Preface:
Neither MD5 nor SHA-x are suitable for password hashes; ignoring the fact MD5 is cryptographically broken and should be phased out in general, both hash families are too fast and are not suited for this problem - This is because the hashes are too fast, and humans often choose weak/poor password which severely compromises the domain, which makes brute-forcing MD5/SHA-x passwords practical.
For password hashing, use bcrypt instead (via crypt
), which is standard in any self-respecting PHP build. Other options, not supplied standard in PHP, are scrypt and even the more vulnerable PBKDF2.
The best thing to do is not re-invent the wheel but to use an existing/tested library which will use a valid hash algorithm (ie. bcrypt), and mitigate issues with incorrect database access, authentication testing, salt generation, etc. As of PHP 5.5+ the password_hash
and password_verify
functions can be used, although it is still only part of the system.
Response:
The output (range) of MD5 is 32 hex characters representing 128 bits; the input (domain) is effectively unbounded. For SHA-512 the values are 128 characters / 512 bits, respectively. (Note the number of bits of effective security considered is less than the actual number of bits in the range.)

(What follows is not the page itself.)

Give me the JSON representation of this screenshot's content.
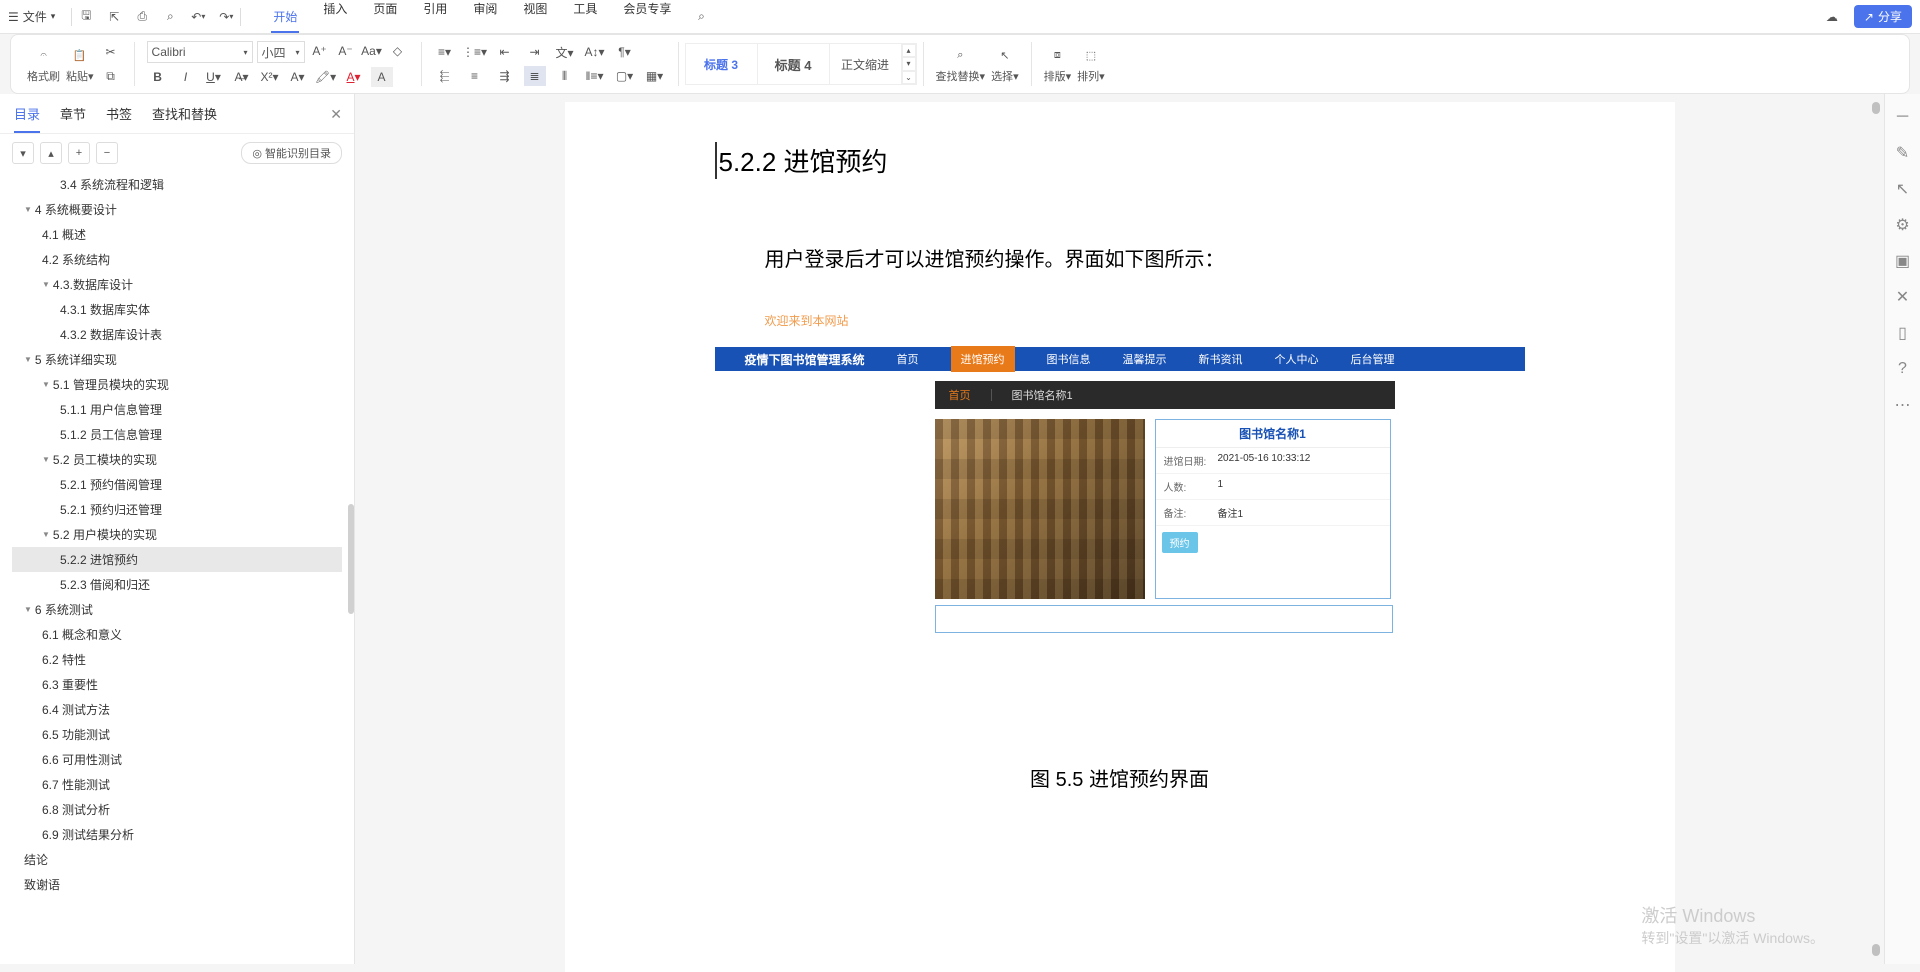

Since neither MD5 nor SHA-x are perfect hash functions then there will be collisions over the domain even when it is less than the range - but the range is so huge (and a valid cryto-hash has certain properties) that it just doesn't matter.
That is, the resulting hashes are not guaranteed unique, but rather (and especially with more bits) it is extremely improbable that a duplicate will be accidentally (or even purposefully) found. The expected collision rate can be estimated by the Birthday Problem; the Pigeon Hole principle also applies, but the chance of a duplicate is so infinitesimally close to 100% before this, such isn't very applicable.
However, this is not a problem in a proper design. This is because cryptographic hash functions are designed with certain properties (which also explains why MD5 is not suitable in such a role):
The ideal cryptographic hash function has four main properties:
- it is easy to compute the hash value for any given message
- it is infeasible to generate a message that has a given hash
- it is infeasible to modify a message without changing the hash
- it is infeasible to find two different messages with the same hash
Do keep in mind that as of yet there have been no [reported] found collisions on SHA-1/2/3. This is because they are still suitable cryptographic hash functions. (See duskwoof's comment about SHA-1.)
Also, consider that there are less atoms in the observable universe (10^80 or ~2^280) than the range of a SHA-512 hash! This is part of the reason why/how cryptographic hash functions are considered secure.